L'accroissement rapide de la population urbaine dans les pays en développement s'explique aisément par les taux élevés de natalité et la migration des campagnes vers les villes, phénomène souvent amplifié par des événements tels que la sécheresse et les conflits armés locaux.

Pour notre propos, toutefois, ce ne sont pas seulement les effectifs de population qui importent, mais aussi la superficie totale concernée par l'urbanisation. Si l'on considère cette superficie, et non pas seulement la population, on peut dire que le processus d'urbanisation se poursuit rapidement dans les pays hautement industrialisés aussi bien que dans les pays en développement.

Pays développés

Dans les pays développés, on observe couramment une concentration de population dans des zones d'attraction, par exemple les côtes, plutôt qu'un afflux vers les villes existant déjà. La population des villes anciennes a diminué à mesure que les habitants quittaient les centres encombrés pour des banlieues plus agréables. Cette évolution, due pour une large part au développement de l'automobile, a donné naissance à tout un ensemble de nouveaux problèmes d'urbanisme, tant dans les centres anciens qui connaissent souvent une décadence économique et sociale que dans les nouvelles zones urbaines et suburbaines, parfois gigantesques.
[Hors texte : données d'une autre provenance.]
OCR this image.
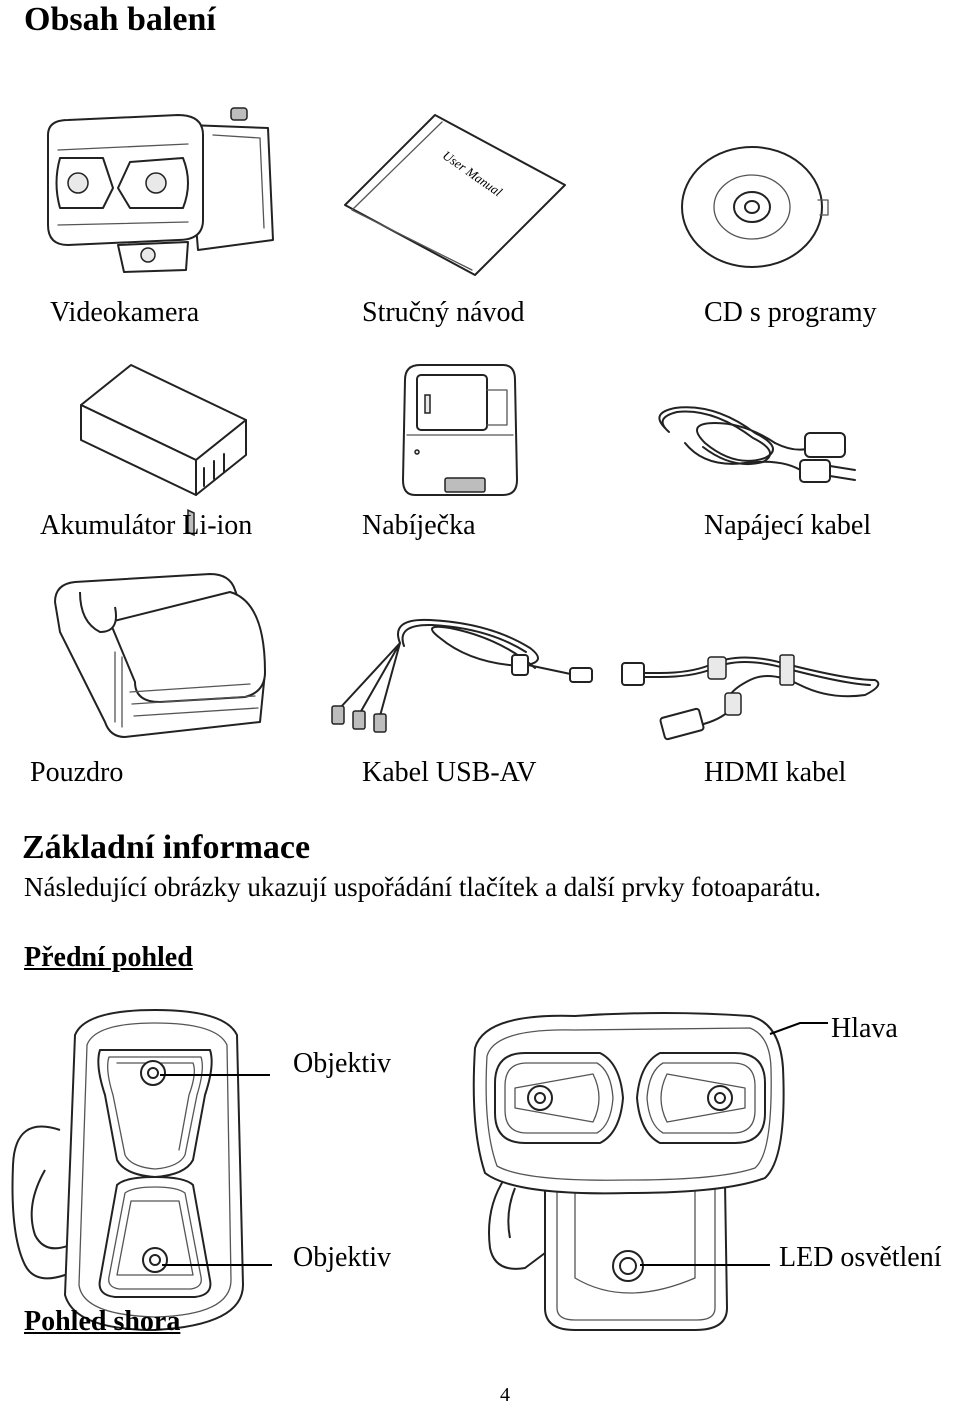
Obsah balení
User Manual
Videokamera	Stručný návod	CD s programy
Akumulátor Li-ion	Nabíječka	Napájecí kabel
Pouzdro	Kabel USB-AV	HDMI kabel
Základní informace
Následující obrázky ukazují uspořádání tlačítek a další prvky fotoaparátu.
Přední pohled
Objektiv
Objektiv
Hlava
LED osvětlení
Pohled shora
4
Les plantations urbaines sont sans aucun doute un instrument très efficace lorsqu'on les associe à d'autres mesures de rénovation des centres anciens de villes. Cependant, en raison de l'importance des superficies concernées, c'est surtout dans les nouvelles zones périurbaines que le forestier urbain devra travailler.

Toutes ces zones nouvellement urbanisées se caractérisent par leur densité de population relativement faible. Cette densité est évidemment bien supérieure à celle des zones rurales subsistantes - qui voient bien souvent leur population diminuer -, mais tout en ayant tendance à s'accroître avec le temps, elle reste dans la plupart des cas bien inférieure à celle des centres anciens de villes ou même de leurs banlieues moins récentes.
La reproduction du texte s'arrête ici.